In a way, the Jayhawks are letting the fool’s gold fly at a rate never before seen under Bill Self. As of today, 33.4% of KU’s shots have been from behind the arc. If KU were to finish the season with that three point rate (percentage of overall field goals taken from three point range), it would be the highest of Self’s tenure in Lawrence, beating out last year’s 32.8% and 2010-11’s 32.4%.
However, while the Jayhawks are attempting more threes, so is everyone else. Actually, overall, the rest of D1 is increasing their three point volume by even more than Kansas. When KU put up just over 32% of their shots from behind the perimeter in 2011, their three point rate ranked 181st in the country, the highest rank a Self team had achieved in that category. However, last year, when KU’s three point rate was even higher, nearly 33%, their rank was just 238th. Right now, their 33.4% rate ranks even lower, at 246th.

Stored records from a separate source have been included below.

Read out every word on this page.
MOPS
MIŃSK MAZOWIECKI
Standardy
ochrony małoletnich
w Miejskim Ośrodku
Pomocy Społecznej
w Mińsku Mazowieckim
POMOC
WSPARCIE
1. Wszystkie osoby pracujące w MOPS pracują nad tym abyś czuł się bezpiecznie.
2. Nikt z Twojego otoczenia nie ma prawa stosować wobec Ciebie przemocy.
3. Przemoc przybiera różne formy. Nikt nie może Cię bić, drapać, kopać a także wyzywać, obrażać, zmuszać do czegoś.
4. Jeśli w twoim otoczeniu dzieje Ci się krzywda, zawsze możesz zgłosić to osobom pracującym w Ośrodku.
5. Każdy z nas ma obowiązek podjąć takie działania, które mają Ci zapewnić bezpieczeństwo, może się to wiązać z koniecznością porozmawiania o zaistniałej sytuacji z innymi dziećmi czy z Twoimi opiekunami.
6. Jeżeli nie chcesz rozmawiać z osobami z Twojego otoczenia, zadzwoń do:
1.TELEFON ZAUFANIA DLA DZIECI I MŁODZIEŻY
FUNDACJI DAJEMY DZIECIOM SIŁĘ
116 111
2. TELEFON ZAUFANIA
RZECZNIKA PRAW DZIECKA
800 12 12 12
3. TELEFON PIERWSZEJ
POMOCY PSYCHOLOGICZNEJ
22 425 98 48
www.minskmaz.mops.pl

So yes, Kansas is shooting more threes, but they’re still lagging behind the rest of the sport in doing so. Some of you may remember my conversation last spring with ESPN’s John Gasaway in which I defended the practice of shooting fewer threes (to some extent) when a team is especially effective at creating high-percentage two point shots near the basket. While it’s noteworthy that KU is shooting 41.3% from three, ranking 10th nationally, it’s just as noteworthy that this year’s team is shooting 57% on their twos, good for 14th nationally. This means that, on average, ten three-point shots for Kansas are worth 12.4 points. Ten two-point shots are worth 11.4 points.
So, Kansas should be shooting more threes, right? Not necessarily. Last spring, I also discussed how more threes don’t necessarily equal more points. Yes, on their own, each three-point attempt has been worth about a tenth of a point more than each two-point attempt for Kansas. However, there are other factors to consider.
Self has pointed out in the past that he loves guards who get to the rim, because even when they miss, it’s more likely to generate an offensive rebound than a jumper. Plenty of data exists to support his philosophy. It’s also a given that shots around the basket result in far more free throws than jump shots, particularly three-point jump shots. As long as Kansas is making twos at such a fantastic rate, there’s really no reason to shoot more threes. As long as Kansas averages more than one made free throw (or one additional basket off an offensive rebound) per ten two-point attempts compared to ten three-point attempts, KU’s twos are more valuable than their threes.
It’s not true for every team, and I’m not arguing against the benefits of increased three point shooting, but as of right now, KU probably doesn’t need to be taking more threes. No, threes aren’t fools gold, and I want Graham, Mason, Svi and Vick putting up a three any time they have an open look. But with that said, this season does not appear to be headed for another #FreeTheThree crossroads. For now.